Illinois, the only state with a statute allowing private actions for unconsented collection of biometric readings, has made plaintiff recovery significantly easier, and defending such cases significantly harder.
On January 25, 2019, the Illinois Supreme Court found that where a plaintiff shows evidence of a violation of biometric privacy, the plaintiff need not show special harm to hold the defendant legally accountable. This decision makes compliance with Illinois’s Biometric Information Privacy Act (“BIPA”) all the more important to reduce exposure to litigation.
In 2008, Illinois was the first state to enact a specific biometric privacy law when it enacted BIPA to address the emergence of biometric identification technology, such as retina scans, fingerprint identification and facial recognition technology. Under BIPA, individuals have a private right of action to sue. While BIPA litigation is not new (now over 10 years since the law’s enactment), we will likely see more lawsuits alleging BIPA violations in the wake of this decision.
BIPA requires Illinois businesses that use biometric identifiers and information to inform the subject in writing that a biometric identifier or information is being collected or stored, along with the purpose and length of time for which it is being collected or stored. Regulated businesses must also obtain a written release from the subject.
Non-compliance comes with significant penalties, which vary based on the nature of the violation. For negligent violations, private entities may be liable for $1,000 per violation or the amount of actual damages, whichever is greater. And for willful or reckless violations, penalties may be up to $5,000 per violation or actual damages. Private entities may also liable for reasonable attorneys’ fees, costs and experts’ fees.

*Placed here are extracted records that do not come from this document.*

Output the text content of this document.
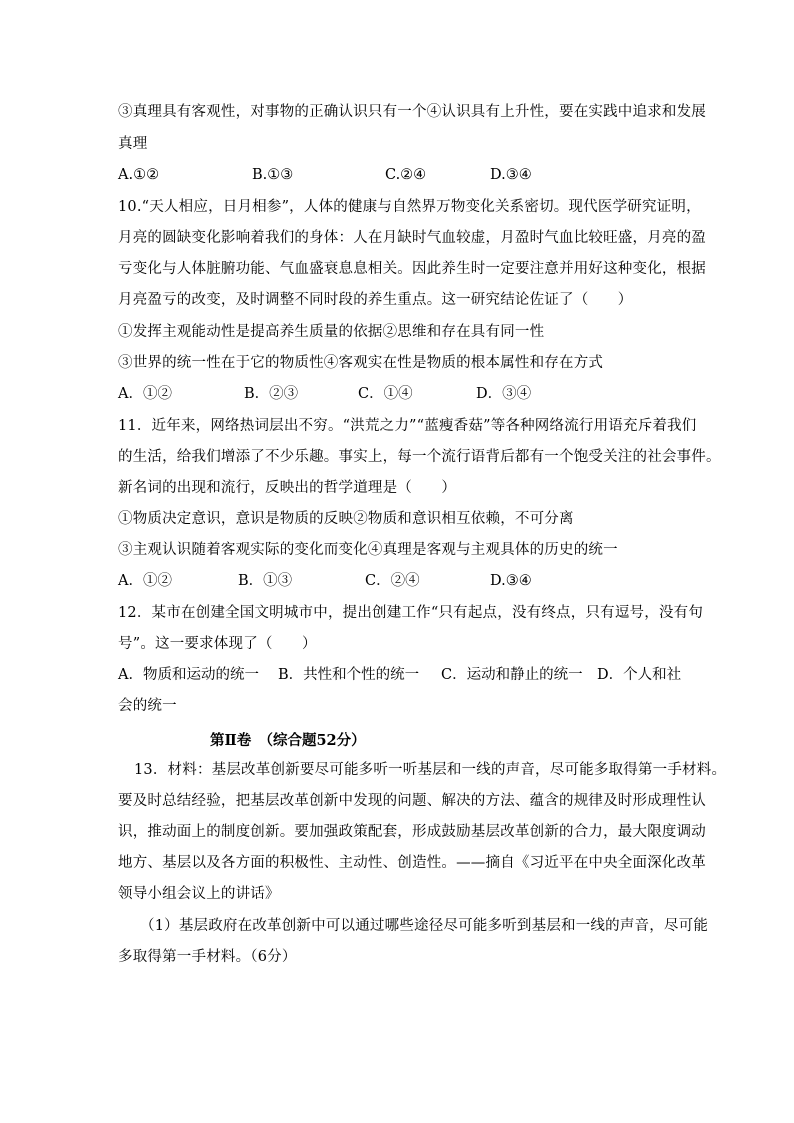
③真理具有客观性，对事物的正确认识只有一个④认识具有上升性，要在实践中追求和发展
真理
A.①②	B.①③	C.②④	D.③④
10.“天人相应，日月相参”，人体的健康与自然界万物变化关系密切。现代医学研究证明，
月亮的圆缺变化影响着我们的身体：人在月缺时气血较虚，月盈时气血比较旺盛，月亮的盈
亏变化与人体脏腑功能、气血盛衰息息相关。因此养生时一定要注意并用好这种变化，根据
月亮盈亏的改变，及时调整不同时段的养生重点。这一研究结论佐证了（　　）
①发挥主观能动性是提高养生质量的依据②思维和存在具有同一性
③世界的统一性在于它的物质性④客观实在性是物质的根本属性和存在方式
A．①②	B．②③	C．①④	D．③④
11．近年来，网络热词层出不穷。“洪荒之力”“蓝瘦香菇”等各种网络流行用语充斥着我们
的生活，给我们增添了不少乐趣。事实上，每一个流行语背后都有一个饱受关注的社会事件。
新名词的出现和流行，反映出的哲学道理是（　　）
①物质决定意识，意识是物质的反映②物质和意识相互依赖，不可分离
③主观认识随着客观实际的变化而变化④真理是客观与主观具体的历史的统一
A．①②	B．①③	C．②④	D.③④
12．某市在创建全国文明城市中，提出创建工作“只有起点，没有终点，只有逗号，没有句
号”。这一要求体现了（　　）
A．物质和运动的统一 B．共性和个性的统一 C．运动和静止的统一 D．个人和社
会的统一
第Ⅱ卷　（综合题52分）
13．材料：基层改革创新要尽可能多听一听基层和一线的声音，尽可能多取得第一手材料。
要及时总结经验，把基层改革创新中发现的问题、解决的方法、蕴含的规律及时形成理性认
识，推动面上的制度创新。要加强政策配套，形成鼓励基层改革创新的合力，最大限度调动
地方、基层以及各方面的积极性、主动性、创造性。——摘自《习近平在中央全面深化改革
领导小组会议上的讲话》
（1）基层政府在改革创新中可以通过哪些途径尽可能多听到基层和一线的声音，尽可能
多取得第一手材料。（6分）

In Rosenbach v. Six Flags Entertainment Corporation, the mother of a fourteen-year-old boy sued Six Flags Entertainment Corporation under BIPA. The plaintiff claimed that her son’s fingerprint was obtained by Six Flags in violation of BIPA, and specifically without written consent and proper disclosure of Six Flag’s business practices relating to the collection, use, and retention of the fingerprint data.
The plaintiff identified three types of harm flowing from the collection of an individual’s fingerprints without their consent: harm to their personal privacy interest, harm to their property right in their biometrics, and an informational injury from being deprived of the opportunity to make an informed decision. The Illinois Supreme Court unanimously found such injuries to be both “real and significant.” As a result, to have standing in a BIPA private right of action case, a plaintiff does not need to have sustained actual damage beyond violation of his or her rights under BIPA. Further, the court did not show sympathy to businesses and their compliance efforts, stating “[c]ompliance should not be difficult; whatever expenses a business might incur to meet the law’s requirements are likely to be insignificant compared to the substantial and irreversible harm that could result if biometric identifiers and information are not properly safeguarded.”